April 26, 2024
RECOVERY is the first time COVID has been funny. This SXSW darling managed to be a thoughtful, humorous, and heartfelt road trip that most importantly feels natural.

James Clay// Film Review

RECOVERY

Rated NR, 90-ish minutes.
Director:  Mallory Everton, Stephen Meek
Cast: Mallory Everton, Whitney Call

RECOVERY is the first time COVID has been funny. This SXSW darling managed to be a thoughtful, humorous, and heartfelt road trip that most importantly feels natural. The film directed by Mallory Everton (who also stars in the movie) and Stephen Meek. The creative team and Whitney Call, who co-wrote the script cut their teeth at Brigham Young University on the show STUDIO C.

Their comedy chops were able to farm out of their college experiences is impressive and formed into a genuinely funny film that outshines any SNL zoom episodes or cringe-worthy celebrity sing-alongs.

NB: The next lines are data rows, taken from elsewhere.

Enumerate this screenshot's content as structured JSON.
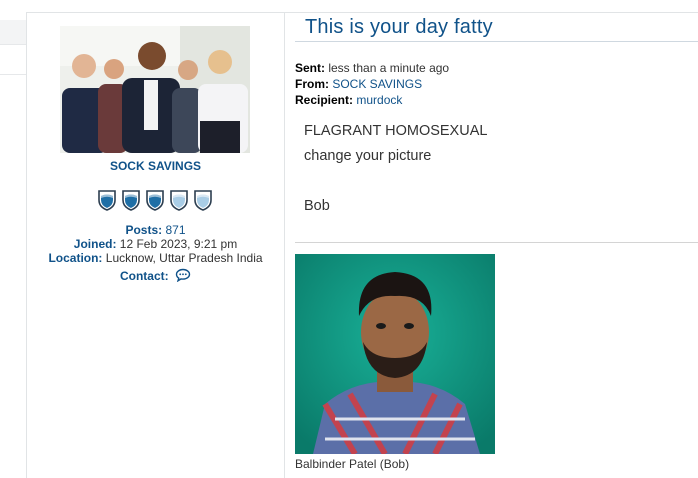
{
  "profile": {
    "username": "SOCK SAVINGS",
    "rank_icon": "shield-rank-icon",
    "rank_filled": 3,
    "rank_total": 5,
    "posts_label": "Posts:",
    "posts_value": "871",
    "joined_label": "Joined:",
    "joined_value": "12 Feb 2023, 9:21 pm",
    "location_label": "Location:",
    "location_value": "Lucknow, Uttar Pradesh India",
    "contact_label": "Contact:",
    "contact_icon": "speech-bubble-icon"
  },
  "message": {
    "title": "This is your day fatty",
    "sent_label": "Sent:",
    "sent_value": "less than a minute ago",
    "from_label": "From:",
    "from_value": "SOCK SAVINGS",
    "recipient_label": "Recipient:",
    "recipient_value": "murdock",
    "body_line1": "FLAGRANT HOMOSEXUAL",
    "body_line2": "change your picture",
    "body_line3": "Bob"
  },
  "signature": {
    "caption": "Balbinder Patel (Bob)"
  },
  "colors": {
    "link": "#105289",
    "rank_shield": "#1f6fa6",
    "rank_shield_empty": "#a9cde6",
    "photo_bg": "#0f9c86"
  }
}
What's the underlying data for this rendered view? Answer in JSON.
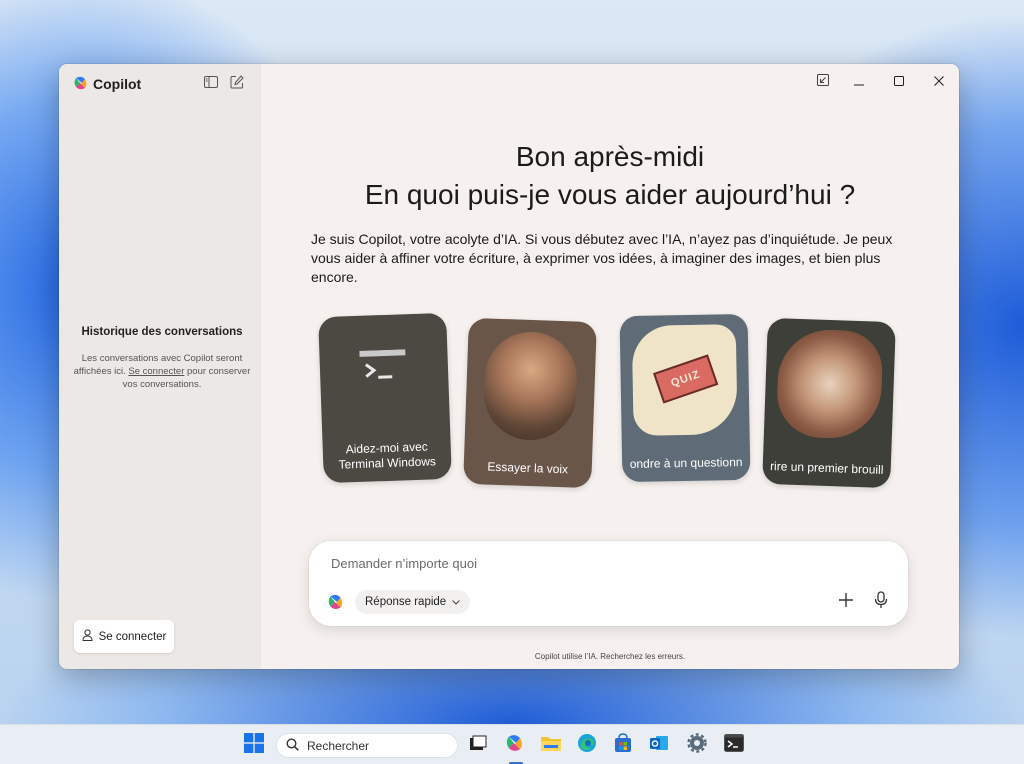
{
  "app": {
    "name": "Copilot"
  },
  "sidebar": {
    "history_title": "Historique des conversations",
    "history_text_1": "Les conversations avec Copilot seront affichées ici.",
    "history_link": "Se connecter",
    "history_text_2": "pour conserver vos conversations.",
    "connect_button": "Se connecter"
  },
  "main": {
    "greeting_line1": "Bon après-midi",
    "greeting_line2": "En quoi puis-je vous aider aujourd’hui ?",
    "intro": "Je suis Copilot, votre acolyte d’IA. Si vous débutez avec l’IA, n’ayez pas d’inquiétude. Je peux vous aider à affiner votre écriture, à exprimer vos idées, à imaginer des images, et bien plus encore.",
    "cards": [
      {
        "label": "Aidez-moi avec Terminal Windows",
        "color": "#4b4941"
      },
      {
        "label": "Essayer la voix",
        "color": "#6a5549"
      },
      {
        "label": "ondre à un questionn",
        "color": "#5f6b76"
      },
      {
        "label": "rire un premier brouill",
        "color": "#3e3f38"
      }
    ],
    "input_placeholder": "Demander n’importe quoi",
    "mode_label": "Réponse rapide",
    "disclaimer": "Copilot utilise l’IA. Recherchez les erreurs."
  },
  "taskbar": {
    "search_label": "Rechercher"
  },
  "colors": {
    "window_bg": "#f6f1ef",
    "sidebar_bg": "#ebe8e6",
    "accent": "#3b6fd6"
  }
}
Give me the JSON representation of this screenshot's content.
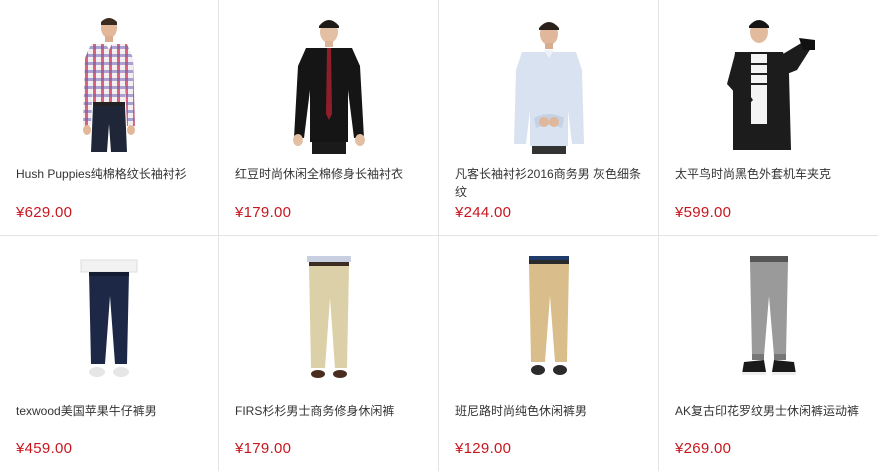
{
  "products": [
    {
      "name": "Hush Puppies纯棉格纹长袖衬衫",
      "price": "¥629.00",
      "icon": "plaid-shirt-model"
    },
    {
      "name": "红豆时尚休闲全棉修身长袖衬衣",
      "price": "¥179.00",
      "icon": "black-shirt-model"
    },
    {
      "name": "凡客长袖衬衫2016商务男 灰色细条纹",
      "price": "¥244.00",
      "icon": "light-blue-shirt-model"
    },
    {
      "name": "太平鸟时尚黑色外套机车夹克",
      "price": "¥599.00",
      "icon": "leather-jacket-model"
    },
    {
      "name": "texwood美国苹果牛仔裤男",
      "price": "¥459.00",
      "icon": "dark-jeans"
    },
    {
      "name": "FIRS杉杉男士商务修身休闲裤",
      "price": "¥179.00",
      "icon": "khaki-trousers"
    },
    {
      "name": "班尼路时尚纯色休闲裤男",
      "price": "¥129.00",
      "icon": "khaki-chinos"
    },
    {
      "name": "AK复古印花罗纹男士休闲裤运动裤",
      "price": "¥269.00",
      "icon": "grey-jogger-pants"
    }
  ],
  "colors": {
    "price": "#c8161e",
    "divider": "#e3e3e3"
  }
}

The point being RECOVERY has a voice, which makes all the COVID-centric jokes memorable. It’s a shared experience of freaking out after touching the gas pump handle, the stress of not know if our groceries are contaminated. This goes beyond the jokes of the great toilet paper crisis of 2020. The humor is rooted in real anxieties and knowing that if we stick inside our bubble, everything will be okay, but sometimes knowing that just isn’t an option.

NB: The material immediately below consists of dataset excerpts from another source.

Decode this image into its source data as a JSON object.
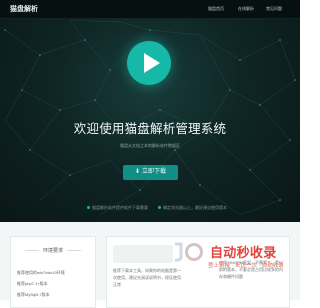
{
  "header": {
    "logo_text": "猫盘解析",
    "nav": [
      "猫盘首页",
      "在线解析",
      "常见问题"
    ]
  },
  "hero": {
    "play_icon": "play-icon",
    "headline": "欢迎使用猫盘解析管理系统",
    "subtitle": "猫盘从文档之本地解析软件数据区",
    "download_label": "立即下载",
    "download_icon": "arrow-down-icon",
    "notes": [
      "猫盘解析软件提供软件下载需要",
      "确定浏览器以上，最好建议使用版本"
    ]
  },
  "lower": {
    "left_card": {
      "title": "环境要求",
      "items": [
        "推荐使用的win7/win10环境",
        "推荐php7.1+版本",
        "推荐MySql5.7版本"
      ]
    },
    "right_card": {
      "text_left": "推荐下载本工具，如果你的电脑是第一次使用，建议先阅读说明书，保证使用正常",
      "text_right": "使用 DNOPM框架，不需要大，是以前的版本，不要总是占用比较多的内存和硬件问题"
    }
  },
  "watermark": {
    "name": "自动秒收录",
    "slogan": "登上链接 · 来访一次 · 自动收录"
  },
  "colors": {
    "accent": "#16b8a8",
    "button": "#118f86",
    "hero_bg": "#0f2525",
    "watermark": "#e3433b"
  }
}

Elementary school teacher Jamie (Call) and her sister Blake (Everton) open the film at a not-so pandemic friendly part just before the news breaks. We all have to cease all social contact effective immediately. Luckily Everton and Meek breeze through the COVID touchstones and go onto the pandemic’s crux for these supremely cool and silly sisters. Words come that their grandmother’s ALF (assisted living facility) has lost all control against the virus, and the residents are no longer safe. It sounds like a snippet from DAWN OF THE DEAD as Jamie and Blake as their grandmother who is in charge she responds, “COVID is in charge now!.” (Cue an uproar of digital laughter.) This kind of dark humor is bounced off the sisters’ nearly deranged dynamic.

With actual stakes involved that don’t revolve around a missed connection or something much more frivolous, Meek and Everton direct the film with a tension that’s worth risking your life. As long as you have your person, everything will be okay. While Jamie’s focus on the never-ending road trip are conversations with a nine-year old student who is “caring” for her classroom’s pet mice. The calls get progressively worse and more absurd, playing into the actors’ best alt comedy instincts. While Everton comes in with dozens of heightened facial expressions that go from 0 to 100 in only a few frames. Call, and Everton gave sisters a distinct voice and knew how to create an instantly funny comedy team.

RECOVERY succeeds where most comedies from the COVID-era (or any year for that matter) do not; this film feels necessary like it was birthed out of a need to exist. While this may be a stark reminder of a nightmare year, we all soon want to forget. There’s an interconnectedness that offers a hilariously comforting cinematic experience.

RECOVERY played at the SXSW film festival and will be released once it finds a distributor.